A voler seguire la contrapposizione tra le due idee di cinema emerse dalla stagione dei premi cinematografici, ieri sera al Dolby Theatre di Los Angeles l’arte (Birdman, un lungo piano sequenza dietro le quinte teatrali) ha battuto la vita (Boyhood, che segue la reale crescita di un ragazzo e della sua famiglia per 12 anni). Sembra una scelta coerente con un’istituzione, quella degli Oscar e dell’Academy of Motion Pictures and Arts, che ogni anno, da 87 anni celebra se stessa.

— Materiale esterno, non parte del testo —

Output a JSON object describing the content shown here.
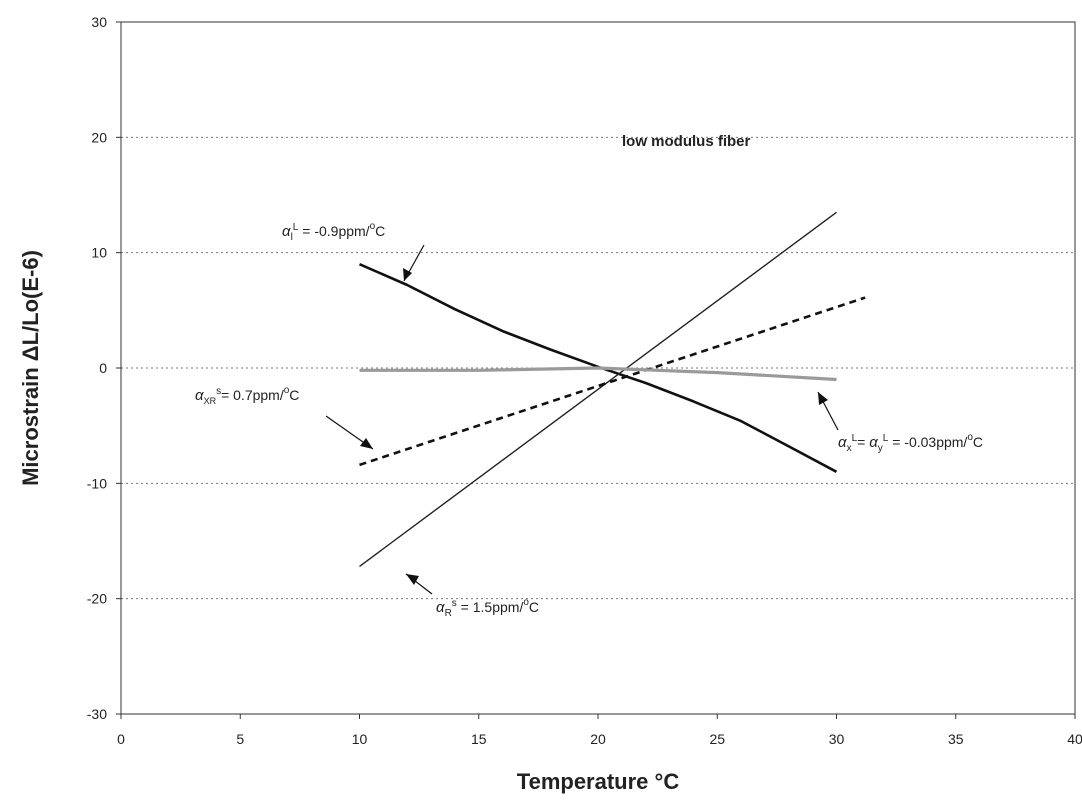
{
  "chart_data": {
    "type": "line",
    "xlabel": "Temperature °C",
    "ylabel": "Microstrain ΔL/Lo(E-6)",
    "xlim": [
      0,
      40
    ],
    "ylim": [
      -30,
      30
    ],
    "x_ticks": [
      "0",
      "5",
      "10",
      "15",
      "20",
      "25",
      "30",
      "35",
      "40"
    ],
    "y_ticks": [
      "-30",
      "-20",
      "-10",
      "0",
      "10",
      "20",
      "30"
    ],
    "grid": "dotted horizontal",
    "label": "low modulus fiber",
    "series": [
      {
        "x": [
          10,
          12,
          14,
          16,
          18,
          20,
          22,
          24,
          26,
          28,
          30
        ],
        "y": [
          9,
          7.2,
          5.1,
          3.2,
          1.6,
          0.1,
          -1.3,
          -2.9,
          -4.6,
          -6.8,
          -9
        ],
        "color": "#111111",
        "style": "solid-thick"
      },
      {
        "x": [
          10,
          30
        ],
        "y": [
          -17.2,
          13.5
        ],
        "color": "#222222",
        "style": "solid-thin"
      },
      {
        "x": [
          10,
          31.2
        ],
        "y": [
          -8.4,
          6.1
        ],
        "color": "#111111",
        "style": "dashed"
      },
      {
        "x": [
          10,
          15,
          20,
          25,
          30
        ],
        "y": [
          -0.2,
          -0.2,
          0,
          -0.4,
          -1
        ],
        "color": "#9a9a9a",
        "style": "solid-gray"
      }
    ],
    "annotations": [
      {
        "text": "αl L = -0.9ppm/°C"
      },
      {
        "text": "αxR s= 0.7ppm/°C"
      },
      {
        "text": "αx L= αy L = -0.03ppm/°C"
      },
      {
        "text": "αR s = 1.5ppm/°C"
      }
    ]
  }
}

Ha vinto Birdman, il film di Alejandro Inarritu che dopo aver aperto la Mostra del Cinema di Venezia ha anche portato a casa il più ambito premio cinematografico del mondo, facendo bottino pieno e ottenendo anche i premi per la regia, per la sceneggiatura originale e per la direzione della fotografia di Emanuele Lubezki, al secondo Oscar consecutivo dopo la vittoria con Gravity. Boyhood, il film diretto e seguito amorevolmente per più di una decade da Richard Linklater, è stato sconfitto su tutti i fronti, tranne quello dell’attrice non protagonista, Patricia Arquette, premiata per un bellissimo ruolo di madre. Ma forse, parere di chi scrive, è pronto per restare nella storia e nella memoria degli spettatori.
La serata è stata una tradizionalissima nottata di cerimonie, ed è stato parzialmente deluso chi si aspettava uno show più rutilante grazie alla presenza di una star di Broadway alla conduzione come Neil Patrick Harris, che se l’è ben cavata soprattutto nel numero iniziale e nella parodia di Birdman, ma non è riuscito a spezzare la monotonia della premiazione, sensazione confermata anche dalle non troppe sorprese in termini di premi: per esempio, i quattro attori premiati hanno rispettato alla perfezione le previsioni.
Oltre ad Arquette, Eddie Redmayne protagonista per La teoria del tutto, Julianne Moore protagonista per Still Alice (finalmente premiata alla quinta nomination) e J. K. Simmons per Whiplash, film rivelazione della serata che ha vinto anche altri due premi, per il montaggio e il missaggio del suono. L’altro grande vincitore della serata è stato The Grand Budapest Hotel, il delizioso film di Wes Anderson che è stato la mina vagante di tutta la serata, portando a casa l’unico Oscar italiano dell’anno – a Milena Canonero per i costumi, quarta statuetta personale per lei -, oltre a quelli per trucco e hair-styling, scenografia e colonna sonora.
Nell’anno di biopic e delle storie vere, hanno trionfato i rari casi di storie inventate, di mondi creati dai registi e non ricreati, lasciando le briciole alle varie biografie, come a Selma, premiato per la canzone, o a The Imitation Game, Oscar per la sceneggiatura adattata, o ad American Sniper, premio al montaggio del sonoro.
Chiudono il palmares della nottata, Ida, film polacco vincitore del premio per il film straniero, Big Hero 6, miglior film animato dell’anno, e Interstellar, premiato per i superbi effetti speciali. Si chiude un’annata cinematograficamente più debole del solito, con uno spettacolo televisivo che ha saputo dare poco ritmo e verve: serberemo allora, come ricordo, la performance di Everything Is Awesome, canzone di The Lego Movie candidata, la cui interpretazione dal vivo è stata un tripudio di gioia fanciullesca nella serata dei frac inamidati.